To be a proper parade, there must be floats. And a float must have lots of crepe paper, possibly tinsel or glitter, and people throwing candy to the crowd. And I must say, there was a delicious variety of candy on offer (we gave the bits that we didn’t like to nearby children.)
Because this is a large gathering of people in a sparsely populated area, the politicians were out in force flogging their wares in the hope of securing our votes. In this particular parade anyone who wants to can participate, but, politicians have to pay $100 to be in the parade. This thrifty group has the placards of several additional candidates on the truck. The main politician is making a big deal out of her maiden name, to show that she is the third generation of this political family to be running for office, (no, apparently we can’t ever get rid of political families).

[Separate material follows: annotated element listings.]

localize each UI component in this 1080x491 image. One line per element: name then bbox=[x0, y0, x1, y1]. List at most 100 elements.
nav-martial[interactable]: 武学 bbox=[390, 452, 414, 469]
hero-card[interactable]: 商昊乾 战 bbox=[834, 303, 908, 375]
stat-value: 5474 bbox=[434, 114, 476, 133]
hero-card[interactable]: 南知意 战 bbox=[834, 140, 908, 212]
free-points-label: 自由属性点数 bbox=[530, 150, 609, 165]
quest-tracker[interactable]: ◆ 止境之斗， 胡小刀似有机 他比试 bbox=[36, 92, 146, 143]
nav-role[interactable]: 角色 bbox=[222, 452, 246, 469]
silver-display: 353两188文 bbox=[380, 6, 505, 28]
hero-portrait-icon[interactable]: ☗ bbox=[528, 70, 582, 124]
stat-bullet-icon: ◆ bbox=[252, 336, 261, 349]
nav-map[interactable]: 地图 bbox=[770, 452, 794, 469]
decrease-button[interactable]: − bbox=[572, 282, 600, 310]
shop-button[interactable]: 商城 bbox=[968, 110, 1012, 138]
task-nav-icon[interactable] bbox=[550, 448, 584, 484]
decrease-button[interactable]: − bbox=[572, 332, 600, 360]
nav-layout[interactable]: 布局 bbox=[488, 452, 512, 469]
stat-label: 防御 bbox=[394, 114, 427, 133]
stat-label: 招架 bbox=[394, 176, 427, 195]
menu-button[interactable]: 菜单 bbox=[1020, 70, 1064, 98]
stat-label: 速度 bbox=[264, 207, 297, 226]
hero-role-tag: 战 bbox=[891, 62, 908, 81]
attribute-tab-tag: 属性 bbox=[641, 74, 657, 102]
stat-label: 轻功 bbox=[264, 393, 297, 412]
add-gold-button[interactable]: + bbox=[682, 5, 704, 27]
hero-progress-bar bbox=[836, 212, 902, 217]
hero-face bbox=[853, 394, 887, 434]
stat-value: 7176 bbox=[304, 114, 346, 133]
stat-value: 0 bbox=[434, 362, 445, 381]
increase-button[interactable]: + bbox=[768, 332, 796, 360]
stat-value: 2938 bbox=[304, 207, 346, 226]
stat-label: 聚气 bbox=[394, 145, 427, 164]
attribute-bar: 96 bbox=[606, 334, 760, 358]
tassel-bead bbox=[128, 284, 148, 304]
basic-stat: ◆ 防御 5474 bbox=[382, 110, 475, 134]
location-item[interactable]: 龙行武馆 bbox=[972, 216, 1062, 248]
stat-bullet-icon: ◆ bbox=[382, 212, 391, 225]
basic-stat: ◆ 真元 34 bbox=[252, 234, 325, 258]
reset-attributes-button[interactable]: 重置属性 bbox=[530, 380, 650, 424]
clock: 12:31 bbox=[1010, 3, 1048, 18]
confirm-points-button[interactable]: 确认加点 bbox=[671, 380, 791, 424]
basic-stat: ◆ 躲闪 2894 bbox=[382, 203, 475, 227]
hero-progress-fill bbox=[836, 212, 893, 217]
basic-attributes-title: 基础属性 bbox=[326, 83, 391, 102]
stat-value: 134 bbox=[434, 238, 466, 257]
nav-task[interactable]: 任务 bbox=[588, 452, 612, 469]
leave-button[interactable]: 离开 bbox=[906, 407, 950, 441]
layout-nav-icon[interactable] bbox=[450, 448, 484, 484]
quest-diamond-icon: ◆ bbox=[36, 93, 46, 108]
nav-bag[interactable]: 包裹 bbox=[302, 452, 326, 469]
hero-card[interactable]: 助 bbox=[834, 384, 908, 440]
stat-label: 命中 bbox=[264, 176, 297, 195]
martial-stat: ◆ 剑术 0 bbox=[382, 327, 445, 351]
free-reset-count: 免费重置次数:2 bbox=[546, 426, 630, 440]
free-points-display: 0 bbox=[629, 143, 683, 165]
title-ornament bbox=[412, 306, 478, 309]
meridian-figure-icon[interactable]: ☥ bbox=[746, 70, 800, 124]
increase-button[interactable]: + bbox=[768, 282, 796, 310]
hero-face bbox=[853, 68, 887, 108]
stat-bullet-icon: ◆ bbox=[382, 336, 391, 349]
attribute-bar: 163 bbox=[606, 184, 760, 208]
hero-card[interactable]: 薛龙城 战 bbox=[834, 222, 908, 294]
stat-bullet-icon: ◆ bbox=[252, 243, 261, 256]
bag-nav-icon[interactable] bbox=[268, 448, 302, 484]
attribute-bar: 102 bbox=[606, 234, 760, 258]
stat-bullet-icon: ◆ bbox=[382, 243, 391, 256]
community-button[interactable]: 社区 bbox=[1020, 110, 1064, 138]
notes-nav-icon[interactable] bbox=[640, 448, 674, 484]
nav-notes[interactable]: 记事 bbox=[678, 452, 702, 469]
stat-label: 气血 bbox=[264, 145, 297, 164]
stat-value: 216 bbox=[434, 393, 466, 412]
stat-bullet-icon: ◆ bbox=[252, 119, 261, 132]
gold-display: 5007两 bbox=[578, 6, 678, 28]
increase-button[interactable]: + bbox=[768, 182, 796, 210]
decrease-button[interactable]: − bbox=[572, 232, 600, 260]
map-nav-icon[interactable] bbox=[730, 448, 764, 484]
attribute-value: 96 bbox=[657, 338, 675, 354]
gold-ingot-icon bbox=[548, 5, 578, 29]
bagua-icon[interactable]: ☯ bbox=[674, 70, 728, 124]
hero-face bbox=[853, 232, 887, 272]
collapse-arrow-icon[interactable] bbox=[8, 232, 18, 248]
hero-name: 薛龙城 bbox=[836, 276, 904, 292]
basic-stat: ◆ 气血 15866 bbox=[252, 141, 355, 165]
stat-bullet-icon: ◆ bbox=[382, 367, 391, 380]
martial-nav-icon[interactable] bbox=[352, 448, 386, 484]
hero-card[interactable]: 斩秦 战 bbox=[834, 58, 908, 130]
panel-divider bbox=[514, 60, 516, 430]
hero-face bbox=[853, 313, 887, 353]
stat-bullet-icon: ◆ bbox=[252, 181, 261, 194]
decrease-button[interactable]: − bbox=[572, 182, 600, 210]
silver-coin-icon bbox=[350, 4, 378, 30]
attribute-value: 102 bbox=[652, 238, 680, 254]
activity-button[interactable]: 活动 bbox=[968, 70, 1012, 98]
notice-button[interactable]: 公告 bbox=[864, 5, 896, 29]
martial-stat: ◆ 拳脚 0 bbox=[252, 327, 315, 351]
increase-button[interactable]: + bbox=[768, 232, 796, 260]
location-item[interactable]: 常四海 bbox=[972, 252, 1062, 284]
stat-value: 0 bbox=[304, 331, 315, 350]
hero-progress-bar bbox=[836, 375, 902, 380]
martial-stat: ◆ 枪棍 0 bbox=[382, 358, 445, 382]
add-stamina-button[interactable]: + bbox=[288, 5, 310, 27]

And a parade is as good an excuse as any to ride one’s horse down the main street. There really is no other reason, as there are no businesses in town.
Then it was on to the main business of the day. Free food (courtesy of the cattleman’s association) and a chance to visit with old friends and former neighbors.
Well I have taken the annual visit to M’s relatives in this tiny town during the 108th festival. And because I go there on vacation, I always have a really good time, and take tons of pictures of the same views that I always take. If I actually lived there I am sure that I would not enjoy it half as much (because it is so far from stores, libraries, swimming pools, doctors and other trappings of civilization). But then again, maybe I would get used to it. And I really never tire of the view.
I stopped right on the freeway (motorway) off-ramp and snapped this picture as soon as I got to town (the word ‘town’ is used rather loosely).
The local cemetery is up the road a piece.
And this is what one sees if one takes the road out to the canyon.
But this is my favorite view, with the permanently parked truck rusting away into oblivion.